Americana Restaurants International Plc Restructures and Cuts Jobs Amid Consumer Boycott

Americana Restaurants International Plc, the Middle East operator of KFC and Pizza Hut, has undergone internal restructuring and cut almost 100 jobs in response to a consumer boycott of its brands following the Israel-Hamas war. The company, listed in Abu Dhabi and Riyadh, made the decision after conducting structure reviews to align resources with strategic goals and growth aspirations.

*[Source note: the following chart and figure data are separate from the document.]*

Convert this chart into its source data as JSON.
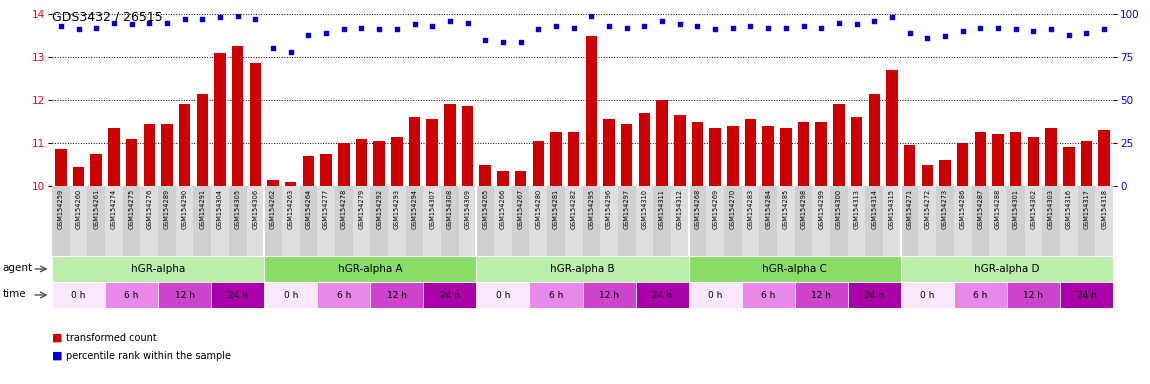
{
  "title": "GDS3432 / 26515",
  "samples": [
    "GSM154259",
    "GSM154260",
    "GSM154261",
    "GSM154274",
    "GSM154275",
    "GSM154276",
    "GSM154289",
    "GSM154290",
    "GSM154291",
    "GSM154304",
    "GSM154305",
    "GSM154306",
    "GSM154262",
    "GSM154263",
    "GSM154264",
    "GSM154277",
    "GSM154278",
    "GSM154279",
    "GSM154292",
    "GSM154293",
    "GSM154294",
    "GSM154307",
    "GSM154308",
    "GSM154309",
    "GSM154265",
    "GSM154266",
    "GSM154267",
    "GSM154280",
    "GSM154281",
    "GSM154282",
    "GSM154295",
    "GSM154296",
    "GSM154297",
    "GSM154310",
    "GSM154311",
    "GSM154312",
    "GSM154268",
    "GSM154269",
    "GSM154270",
    "GSM154283",
    "GSM154284",
    "GSM154285",
    "GSM154298",
    "GSM154299",
    "GSM154300",
    "GSM154313",
    "GSM154314",
    "GSM154315",
    "GSM154271",
    "GSM154272",
    "GSM154273",
    "GSM154286",
    "GSM154287",
    "GSM154288",
    "GSM154301",
    "GSM154302",
    "GSM154303",
    "GSM154316",
    "GSM154317",
    "GSM154318"
  ],
  "bar_values": [
    10.85,
    10.45,
    10.75,
    11.35,
    11.1,
    11.45,
    11.45,
    11.9,
    12.15,
    13.1,
    13.25,
    12.85,
    10.15,
    10.1,
    10.7,
    10.75,
    11.0,
    11.1,
    11.05,
    11.15,
    11.6,
    11.55,
    11.9,
    11.85,
    10.5,
    10.35,
    10.35,
    11.05,
    11.25,
    11.25,
    13.5,
    11.55,
    11.45,
    11.7,
    12.0,
    11.65,
    11.5,
    11.35,
    11.4,
    11.55,
    11.4,
    11.35,
    11.5,
    11.5,
    11.9,
    11.6,
    12.15,
    12.7,
    10.95,
    10.5,
    10.6,
    11.0,
    11.25,
    11.2,
    11.25,
    11.15,
    11.35,
    10.9,
    11.05,
    11.3
  ],
  "percentile_values": [
    93,
    91,
    92,
    95,
    94,
    95,
    95,
    97,
    97,
    98,
    99,
    97,
    80,
    78,
    88,
    89,
    91,
    92,
    91,
    91,
    94,
    93,
    96,
    95,
    85,
    84,
    84,
    91,
    93,
    92,
    99,
    93,
    92,
    93,
    96,
    94,
    93,
    91,
    92,
    93,
    92,
    92,
    93,
    92,
    95,
    94,
    96,
    98,
    89,
    86,
    87,
    90,
    92,
    92,
    91,
    90,
    91,
    88,
    89,
    91
  ],
  "agents": [
    "hGR-alpha",
    "hGR-alpha A",
    "hGR-alpha B",
    "hGR-alpha C",
    "hGR-alpha D"
  ],
  "time_labels": [
    "0 h",
    "6 h",
    "12 h",
    "24 h"
  ],
  "time_colors": [
    "#fce8fc",
    "#e888e8",
    "#cc44cc",
    "#aa00aa"
  ],
  "agent_color_even": "#bbeeaa",
  "agent_color_odd": "#88dd66",
  "ylim_left": [
    10,
    14
  ],
  "ylim_right": [
    0,
    100
  ],
  "yticks_left": [
    10,
    11,
    12,
    13,
    14
  ],
  "yticks_right": [
    0,
    25,
    50,
    75,
    100
  ],
  "bar_color": "#cc0000",
  "dot_color": "#0000cc",
  "bar_bottom": 10,
  "background_color": "#ffffff",
  "legend_items": [
    "transformed count",
    "percentile rank within the sample"
  ]
}
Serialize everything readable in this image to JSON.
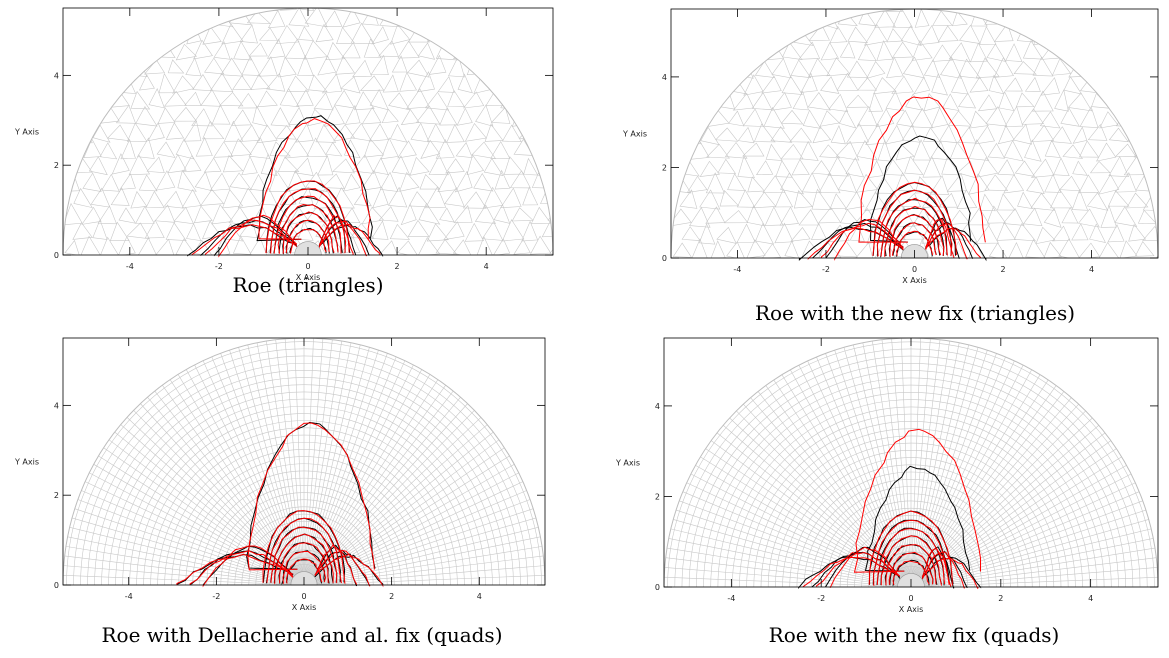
{
  "figure": {
    "panels": [
      {
        "id": "roe-tri",
        "caption": "Roe (triangles)",
        "mesh": "triangles",
        "xlabel": "X Axis",
        "ylabel": "Y Axis"
      },
      {
        "id": "newfix-tri",
        "caption": "Roe with the new fix (triangles)",
        "mesh": "triangles",
        "xlabel": "X Axis",
        "ylabel": "Y Axis"
      },
      {
        "id": "dell-quads",
        "caption": "Roe with Dellacherie and al. fix (quads)",
        "mesh": "quads",
        "xlabel": "X Axis",
        "ylabel": "Y Axis"
      },
      {
        "id": "newfix-quads",
        "caption": "Roe with the new fix (quads)",
        "mesh": "quads",
        "xlabel": "X Axis",
        "ylabel": "Y Axis"
      }
    ]
  },
  "chart_data": [
    {
      "type": "contour",
      "title": "Roe (triangles)",
      "mesh": "triangles",
      "xlabel": "X Axis",
      "ylabel": "Y Axis",
      "xlim": [
        -5.5,
        5.5
      ],
      "ylim": [
        0,
        5.5
      ],
      "xticks": [
        -4,
        -2,
        0,
        2,
        4
      ],
      "yticks": [
        0,
        2,
        4
      ],
      "domain_radius": 5.5,
      "obstacle_radius": 0.3,
      "series": [
        {
          "color": "#000000",
          "top_contour_height": 3.1,
          "lobe_extent": 2.7
        },
        {
          "color": "#ff0000",
          "top_contour_height": 3.0,
          "lobe_extent": 2.6
        }
      ]
    },
    {
      "type": "contour",
      "title": "Roe with the new fix (triangles)",
      "mesh": "triangles",
      "xlabel": "X Axis",
      "ylabel": "Y Axis",
      "xlim": [
        -5.5,
        5.5
      ],
      "ylim": [
        0,
        5.5
      ],
      "xticks": [
        -4,
        -2,
        0,
        2,
        4
      ],
      "yticks": [
        0,
        2,
        4
      ],
      "domain_radius": 5.5,
      "obstacle_radius": 0.3,
      "series": [
        {
          "color": "#000000",
          "top_contour_height": 2.7,
          "lobe_extent": 2.6
        },
        {
          "color": "#ff0000",
          "top_contour_height": 3.55,
          "lobe_extent": 2.4
        }
      ]
    },
    {
      "type": "contour",
      "title": "Roe with Dellacherie and al. fix (quads)",
      "mesh": "quads",
      "xlabel": "X Axis",
      "ylabel": "Y Axis",
      "xlim": [
        -5.5,
        5.5
      ],
      "ylim": [
        0,
        5.5
      ],
      "xticks": [
        -4,
        -2,
        0,
        2,
        4
      ],
      "yticks": [
        0,
        2,
        4
      ],
      "domain_radius": 5.5,
      "obstacle_radius": 0.3,
      "series": [
        {
          "color": "#000000",
          "top_contour_height": 3.6,
          "lobe_extent": 2.9
        },
        {
          "color": "#ff0000",
          "top_contour_height": 3.6,
          "lobe_extent": 2.9
        }
      ]
    },
    {
      "type": "contour",
      "title": "Roe with the new fix (quads)",
      "mesh": "quads",
      "xlabel": "X Axis",
      "ylabel": "Y Axis",
      "xlim": [
        -5.5,
        5.5
      ],
      "ylim": [
        0,
        5.5
      ],
      "xticks": [
        -4,
        -2,
        0,
        2,
        4
      ],
      "yticks": [
        0,
        2,
        4
      ],
      "domain_radius": 5.5,
      "obstacle_radius": 0.3,
      "series": [
        {
          "color": "#000000",
          "top_contour_height": 2.65,
          "lobe_extent": 2.5
        },
        {
          "color": "#ff0000",
          "top_contour_height": 3.45,
          "lobe_extent": 2.4
        }
      ]
    }
  ]
}
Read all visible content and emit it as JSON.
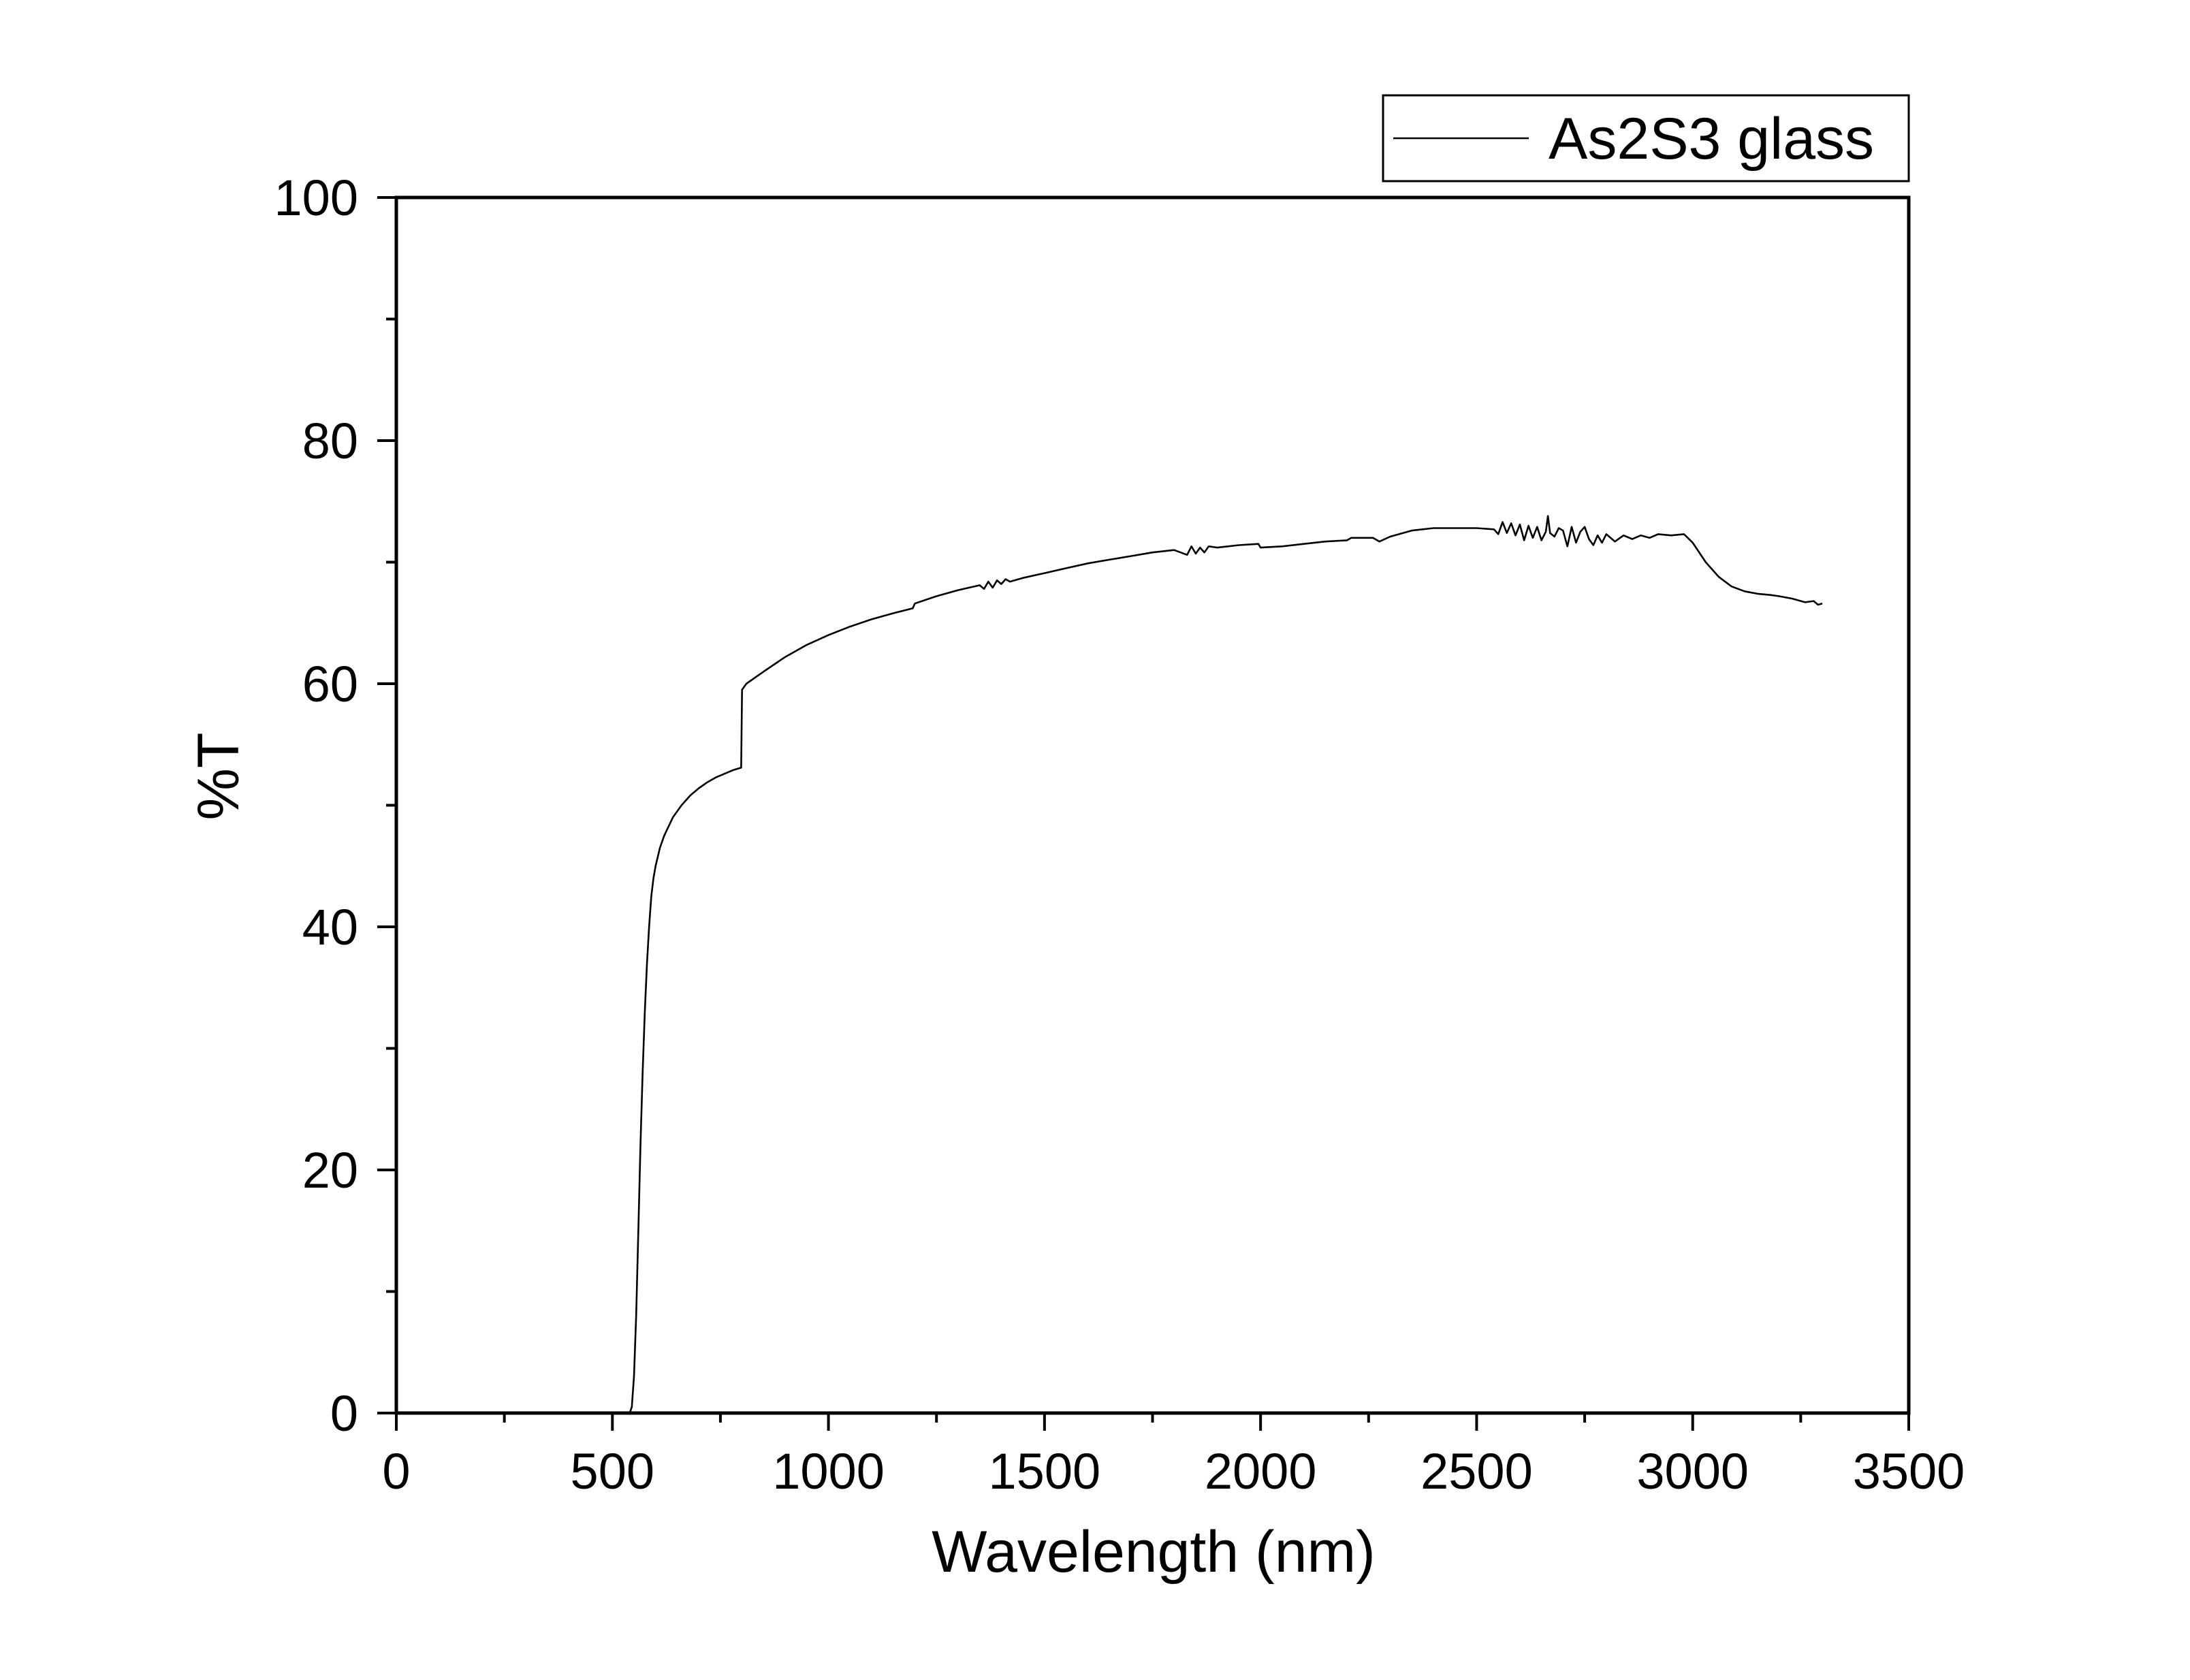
{
  "chart_data": {
    "type": "line",
    "title": "",
    "xlabel": "Wavelength (nm)",
    "ylabel": "%T",
    "xlim": [
      0,
      3500
    ],
    "ylim": [
      0,
      100
    ],
    "x_ticks": [
      0,
      500,
      1000,
      1500,
      2000,
      2500,
      3000,
      3500
    ],
    "y_ticks": [
      0,
      20,
      40,
      60,
      80,
      100
    ],
    "grid": false,
    "legend": {
      "position": "top-right",
      "outside_plot": true
    },
    "colors": {
      "line": "#000000",
      "axes": "#000000",
      "background": "#ffffff"
    },
    "series": [
      {
        "name": "As2S3 glass",
        "points": [
          [
            540,
            0
          ],
          [
            545,
            0.5
          ],
          [
            550,
            3
          ],
          [
            555,
            8
          ],
          [
            560,
            15
          ],
          [
            565,
            22
          ],
          [
            570,
            28
          ],
          [
            575,
            33
          ],
          [
            580,
            37
          ],
          [
            585,
            40
          ],
          [
            590,
            42.5
          ],
          [
            595,
            44
          ],
          [
            600,
            45
          ],
          [
            610,
            46.5
          ],
          [
            620,
            47.5
          ],
          [
            640,
            49
          ],
          [
            660,
            50
          ],
          [
            680,
            50.8
          ],
          [
            700,
            51.4
          ],
          [
            720,
            51.9
          ],
          [
            740,
            52.3
          ],
          [
            760,
            52.6
          ],
          [
            780,
            52.9
          ],
          [
            798,
            53.1
          ],
          [
            800,
            59.5
          ],
          [
            810,
            60
          ],
          [
            850,
            61
          ],
          [
            900,
            62.2
          ],
          [
            950,
            63.2
          ],
          [
            1000,
            64
          ],
          [
            1050,
            64.7
          ],
          [
            1100,
            65.3
          ],
          [
            1150,
            65.8
          ],
          [
            1195,
            66.2
          ],
          [
            1200,
            66.6
          ],
          [
            1250,
            67.2
          ],
          [
            1300,
            67.7
          ],
          [
            1350,
            68.1
          ],
          [
            1360,
            67.8
          ],
          [
            1370,
            68.4
          ],
          [
            1380,
            67.9
          ],
          [
            1390,
            68.5
          ],
          [
            1400,
            68.2
          ],
          [
            1410,
            68.6
          ],
          [
            1420,
            68.4
          ],
          [
            1450,
            68.7
          ],
          [
            1500,
            69.1
          ],
          [
            1550,
            69.5
          ],
          [
            1600,
            69.9
          ],
          [
            1650,
            70.2
          ],
          [
            1700,
            70.5
          ],
          [
            1750,
            70.8
          ],
          [
            1800,
            71
          ],
          [
            1830,
            70.6
          ],
          [
            1840,
            71.3
          ],
          [
            1850,
            70.7
          ],
          [
            1860,
            71.2
          ],
          [
            1870,
            70.8
          ],
          [
            1880,
            71.3
          ],
          [
            1900,
            71.2
          ],
          [
            1950,
            71.4
          ],
          [
            1995,
            71.5
          ],
          [
            2000,
            71.2
          ],
          [
            2050,
            71.3
          ],
          [
            2100,
            71.5
          ],
          [
            2150,
            71.7
          ],
          [
            2200,
            71.8
          ],
          [
            2210,
            72
          ],
          [
            2260,
            72
          ],
          [
            2275,
            71.7
          ],
          [
            2300,
            72.1
          ],
          [
            2350,
            72.6
          ],
          [
            2400,
            72.8
          ],
          [
            2450,
            72.8
          ],
          [
            2500,
            72.8
          ],
          [
            2540,
            72.7
          ],
          [
            2550,
            72.3
          ],
          [
            2560,
            73.3
          ],
          [
            2570,
            72.4
          ],
          [
            2580,
            73.2
          ],
          [
            2590,
            72.2
          ],
          [
            2600,
            73.1
          ],
          [
            2610,
            71.8
          ],
          [
            2620,
            73
          ],
          [
            2630,
            72
          ],
          [
            2640,
            72.9
          ],
          [
            2650,
            71.8
          ],
          [
            2660,
            72.5
          ],
          [
            2665,
            73.8
          ],
          [
            2670,
            72.4
          ],
          [
            2680,
            72.1
          ],
          [
            2690,
            72.8
          ],
          [
            2700,
            72.6
          ],
          [
            2710,
            71.3
          ],
          [
            2720,
            72.9
          ],
          [
            2730,
            71.6
          ],
          [
            2740,
            72.5
          ],
          [
            2750,
            72.9
          ],
          [
            2760,
            71.9
          ],
          [
            2770,
            71.4
          ],
          [
            2780,
            72.2
          ],
          [
            2790,
            71.6
          ],
          [
            2800,
            72.3
          ],
          [
            2820,
            71.7
          ],
          [
            2840,
            72.2
          ],
          [
            2860,
            71.9
          ],
          [
            2880,
            72.2
          ],
          [
            2900,
            72
          ],
          [
            2920,
            72.3
          ],
          [
            2950,
            72.2
          ],
          [
            2980,
            72.3
          ],
          [
            3000,
            71.6
          ],
          [
            3030,
            70
          ],
          [
            3060,
            68.8
          ],
          [
            3090,
            68
          ],
          [
            3120,
            67.6
          ],
          [
            3150,
            67.4
          ],
          [
            3180,
            67.3
          ],
          [
            3200,
            67.2
          ],
          [
            3230,
            67
          ],
          [
            3260,
            66.7
          ],
          [
            3280,
            66.8
          ],
          [
            3290,
            66.5
          ],
          [
            3300,
            66.6
          ]
        ]
      }
    ]
  }
}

While Americana employs tens of thousands of staff across the Middle East, most of the layoffs occurred at its headquarters in Dubai. The consumer boycott, triggered by the conflict and the regional geopolitical tensions, has adversely affected sales of big foreign brands in the Middle East and other Muslim nations like Pakistan. This has led to a challenging business environment for Americana.

JPMorgan Chase & Co. recently downgraded Americana’s rating to neutral from overweight, citing more challenging near-term dynamics, including pressure from weak sales activity, delayed store opening plans, and weaker EBITDA margins. The impact of the boycott and the regional geopolitical tensions on the company’s performance are expected to be revealed in its upcoming full-year results.

According to JPMorgan’s report, Americana’s top brands KFC, Pizza Hut, and Hardee’s have been affected in recent months, with Egypt being the hardest hit among the region’s most populous nations. The bank also revised its growth forecast and estimates for new store openings to account for the current backdrop and longer-term concerns around the shift toward healthy eating.

Shares in Americana, majority-owned by an investment vehicle owned by Saudi Arabia’s sovereign wealth fund and real estate tycoon Mohamed Alabbar, have declined by nearly a fifth since the conflict began in October.